Dans la grande Prairie américaine où il roule au volant de sa berline sur une ligne droite interminable, Bob ne pourra pas voir de chiens de prairie, ils ont tous disparu ; par contre il reste des faucons à queue rouge et d'innombrables déchets mécaniques abandonnés par les énormes trucks américains. Bob Dollar (c'est son nom!) va à un entretien d'embauche à la Mondiale de la Couenne (oui, c'est aussi son nom, une grosse entreprise d'élevage de porcs), entre Texas et Oklahoma, dans ce qu'on appelle le « Manche de casserole » (Panhandle) en raison de sa forme étroite.
Son rôle ? S'intégrer dans une zone rurale, de préférence chez des gens âgés, fermiers, susceptibles d'avoir envie ou besoin de dollars sonnants et trébuchants. leur acheter une parcelle, y faire faire des travaux et, quand les bulldozers creuseront la fosse de vidange indispensable, les laisser découvrir qu'ils ont accepté le voisinage d'un élevage de cochons. Trop tard ! Il leur faudra supporter les odeurs, les cris, la proximité de la boucherie à toute heure.

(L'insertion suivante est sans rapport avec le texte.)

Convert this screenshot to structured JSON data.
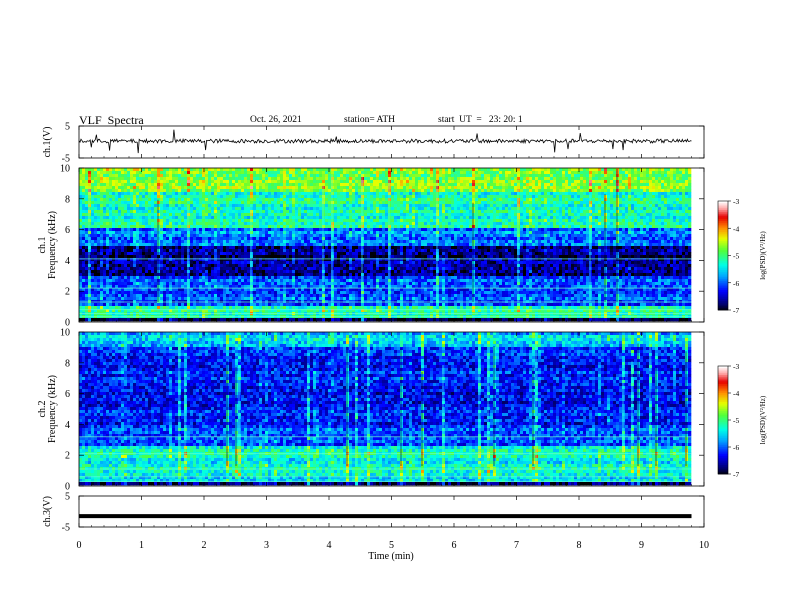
{
  "header": {
    "title": "VLF  Spectra",
    "date": "Oct. 26, 2021",
    "station": "station= ATH",
    "start": "start  UT  =   23: 20: 1"
  },
  "chart_data": [
    {
      "type": "line",
      "panel": "ch1-waveform",
      "ylabel": "ch.1(V)",
      "ylim": [
        -5,
        5
      ],
      "yticks": [
        "5",
        "-5"
      ],
      "x_range_min": [
        0,
        9.8
      ],
      "baseline_v": 0.3,
      "noise_amplitude_v": 1.2
    },
    {
      "type": "heatmap",
      "panel": "ch1-spectrogram",
      "ylabel": "ch.1\nFrequency  (kHz)",
      "ylim_khz": [
        0,
        10
      ],
      "yticks": [
        "0",
        "2",
        "4",
        "6",
        "8",
        "10"
      ],
      "x_range_min": [
        0,
        9.8
      ],
      "colorbar": {
        "label": "log(PSD)(V²/Hz)",
        "ticks": [
          "-3",
          "-4",
          "-5",
          "-6",
          "-7"
        ],
        "range": [
          -7,
          -3
        ]
      },
      "bands": [
        {
          "f_khz": [
            8.5,
            10
          ],
          "log_psd": -4.7
        },
        {
          "f_khz": [
            6.0,
            8.5
          ],
          "log_psd": -5.2
        },
        {
          "f_khz": [
            4.9,
            6.0
          ],
          "log_psd": -5.9
        },
        {
          "f_khz": [
            3.0,
            4.9
          ],
          "log_psd": -6.7
        },
        {
          "f_khz": [
            2.2,
            3.0
          ],
          "log_psd": -6.1
        },
        {
          "f_khz": [
            1.0,
            2.2
          ],
          "log_psd": -6.0
        },
        {
          "f_khz": [
            0.2,
            1.0
          ],
          "log_psd": -5.2
        },
        {
          "f_khz": [
            0,
            0.2
          ],
          "log_psd": -6.8
        }
      ]
    },
    {
      "type": "heatmap",
      "panel": "ch2-spectrogram",
      "ylabel": "ch.2\nFrequency  (kHz)",
      "ylim_khz": [
        0,
        10
      ],
      "yticks": [
        "0",
        "2",
        "4",
        "6",
        "8",
        "10"
      ],
      "x_range_min": [
        0,
        9.8
      ],
      "colorbar": {
        "label": "log(PSD)(V²/Hz)",
        "ticks": [
          "-3",
          "-4",
          "-5",
          "-6",
          "-7"
        ],
        "range": [
          -7,
          -3
        ]
      },
      "bands": [
        {
          "f_khz": [
            9.0,
            10
          ],
          "log_psd": -5.6
        },
        {
          "f_khz": [
            6.5,
            9.0
          ],
          "log_psd": -6.2
        },
        {
          "f_khz": [
            4.0,
            6.5
          ],
          "log_psd": -6.3
        },
        {
          "f_khz": [
            2.5,
            4.0
          ],
          "log_psd": -6.0
        },
        {
          "f_khz": [
            1.0,
            2.5
          ],
          "log_psd": -5.3
        },
        {
          "f_khz": [
            0.2,
            1.0
          ],
          "log_psd": -5.4
        },
        {
          "f_khz": [
            0,
            0.2
          ],
          "log_psd": -6.8
        }
      ]
    },
    {
      "type": "line",
      "panel": "ch3-waveform",
      "ylabel": "ch.3(V)",
      "ylim": [
        -5,
        5
      ],
      "yticks": [
        "5",
        "-5"
      ],
      "x_range_min": [
        0,
        9.8
      ],
      "baseline_v": -1.5
    }
  ],
  "x_axis": {
    "label": "Time  (min)",
    "ticks": [
      "0",
      "1",
      "2",
      "3",
      "4",
      "5",
      "6",
      "7",
      "8",
      "9",
      "10"
    ],
    "xlim": [
      0,
      10
    ]
  }
}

Et surtout, les émanations de soufre et d'ammoniaque qui provoquent arthrite et pneumonie.
Ce coin du Texas est un monde à l'ancienne, avec ses cow-boys venus pour être éleveurs et qui ont découvert l'enfer de l'élevage sur des terres arides qu'il faut arroser à l'aide de centaines d'éoliennes plantées au milieu des herbes hautes qui cachent de redoutables serpents à sonnettes ; l'enfer du transfert de milliers de bêtes par les plaines arides, avec la peur de les perdre et donc de tout perdre ; l'enfer du climat sec et brûlant, fait de tornades et de vents bruns à force de charrier la poussière. A la radio, on écoute les hymnes religieux et la guimauve, la vie communautaire se resserre autour du Café du Chien où on affiche clairement la couleur : ni peaux sombres, ni homos, ni gauchistes. Passez votre chemin sinon...c'est vous qui passerez !
On rencontre des personnages improbables, tels ce shérif incestueux amant de sa soeur, cette femme LaAvo qui loge Bob et lui raconte les anecdotes du passé, qu'elle collecte auprès de ses concitoyens, avec l'appui de leurs carnets intimes et photos d'autrefois. Des visages oubliés surgissent du passé, réels ou devenus des mythes, tels Fanny, ce jeune cow-boy qui serait mort d'avoir voulu tenir la main jusqu'au bout d'une fillette de 7 ans atteinte d'une fièvre mortelle. Sauf que les tombes donnent d'autres dates et d'autres causes...Sans parler de cette femme qui effraie Bob avec ses animaux de compagnie : deux redoutables tarentules...
La religion est omniprésente, il y a une église pour cinq habitants dans ces petites villes aux noms pittoresques - mais inventés par
Annie Proulx - de Cowboy Rose, Woolybucket, Teemu.
Annie Proulx raconte la vie des éleveurs et des fermiers, puis celle de ceux qui ont cru s'enrichir vite grâce à l'exploitation du pétrole et du gaz mais qui ont fini par tout perdre quand les gisements se sont épuisés ; l'arrivée des multi-nationales et de l'agro-industrie qui empuantit, souille, pollue et n'emploie même pas autant d'hommes qu'on aurait pu le penser. Sous sa plume, les paysages se transforment, les habitants s'aigrissent et s'isolent. La mentalité déjà peu progressiste des Texans se se calcifie encore plus. Et on trouvera dans leurs urnes un maximum de bulletins « Trump »...
Un livre remarquable tant par les thèmes qu'il aborde que par la restitution de l'Amérique des grands espaces. Il confirme qu'il y a deux Amériques : celles des deux côtes et celle des grandes plaines et des chaînes de montagnes.